KINSHIP

June 27 - July 25, 2026

‘The creative person should have no other biography than their works’

B Traven

There exists a view that there are two types of artist; one that addresses art history and another that addresses the present directly.

I try to make work that both addresses the entirety of art history and that is contemporary (that could only be made now).

My aim is always to arrive at a synthesis in my work, both in form and content, where the divide is invisible and as such know when a piece works because there is an equilibrium and a poised tension between the two.
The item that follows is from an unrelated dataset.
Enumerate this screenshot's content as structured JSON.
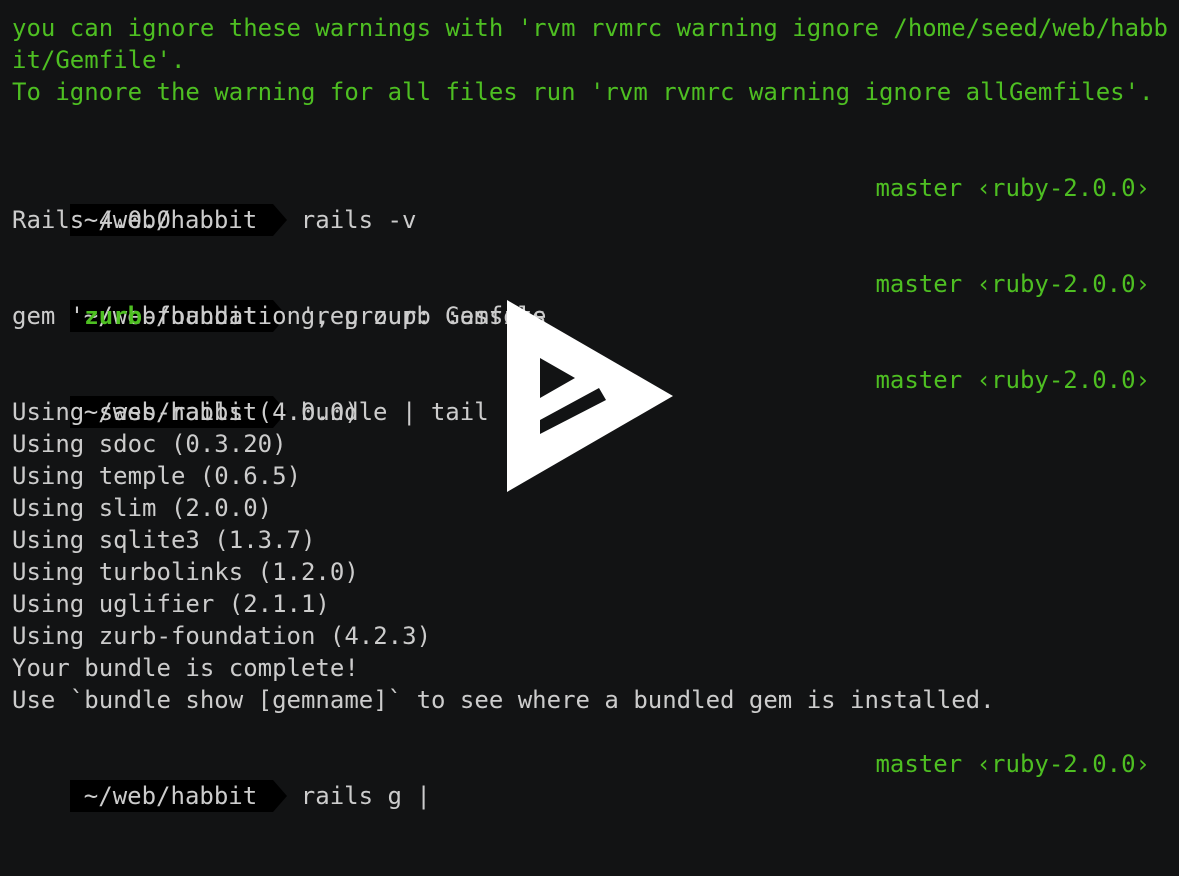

It can be a high wire act.

In this way, and by not focussing on ‘what I have to say’, an inevitable byproduct emerges: the almost intangible ‘authorial voice’. It’s there but one cannot approach it too directly.

I also want my work to have elegance, a resilience and a sense of illumination especially in this new age of endarkenment- and for it to act as a counter to the infiltration and occupation of our imagination by A.I.
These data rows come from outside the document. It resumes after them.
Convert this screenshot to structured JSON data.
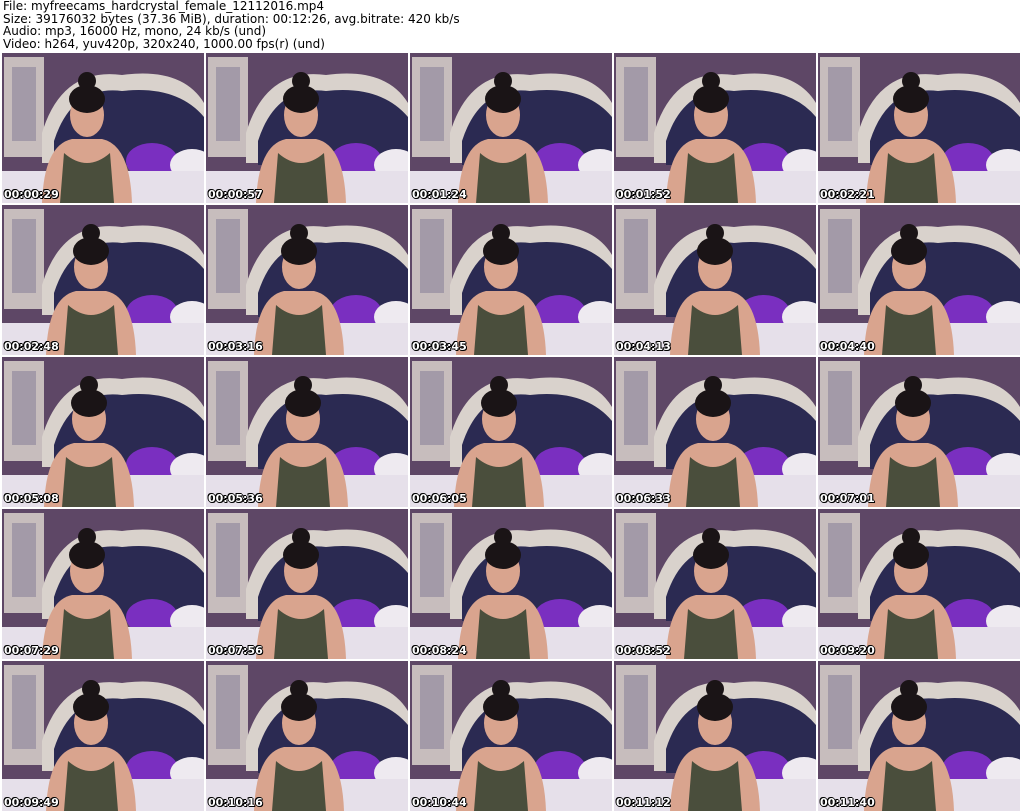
{
  "info": {
    "file": "File: myfreecams_hardcrystal_female_12112016.mp4",
    "size": "Size: 39176032 bytes (37.36 MiB), duration: 00:12:26, avg.bitrate: 420 kb/s",
    "audio": "Audio: mp3, 16000 Hz, mono, 24 kb/s (und)",
    "video": "Video: h264, yuv420p, 320x240, 1000.00 fps(r) (und)"
  },
  "frames": [
    "00:00:29",
    "00:00:57",
    "00:01:24",
    "00:01:52",
    "00:02:21",
    "00:02:48",
    "00:03:16",
    "00:03:45",
    "00:04:13",
    "00:04:40",
    "00:05:08",
    "00:05:36",
    "00:06:05",
    "00:06:33",
    "00:07:01",
    "00:07:29",
    "00:07:56",
    "00:08:24",
    "00:08:52",
    "00:09:20",
    "00:09:49",
    "00:10:16",
    "00:10:44",
    "00:11:12",
    "00:11:40"
  ],
  "colors": {
    "wall": "#5e4766",
    "headboard": "#2b2a52",
    "frame": "#d9d2cc",
    "pillow": "#7a2fc0",
    "sheet": "#e6e0ea",
    "skin": "#d9a48e",
    "top": "#4a4e3c",
    "hair": "#1a1416"
  }
}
No tricks, no gimmicks, no grift.

If there is a kind of key or perhaps formula to my work then it derives from the reciprocal relationship between the Art Historical, the Environmental and Specificity (in location and material – i.e. the uses of forest fire charcoal or Dorset chalk)

The result I hope is that Nature is Culture and Habitat and Habit are unified.

My work can appear stagey or perhaps contrived but this is deliberate; the artifice should I think be apparent since I am engaged in the act of making images not taking images.

The result is  a unique artifact, a permanent record: an artwork.

Art at its’ best can then become an ethical activity and a way of being in and of the world: the artist a lens through which it is focused.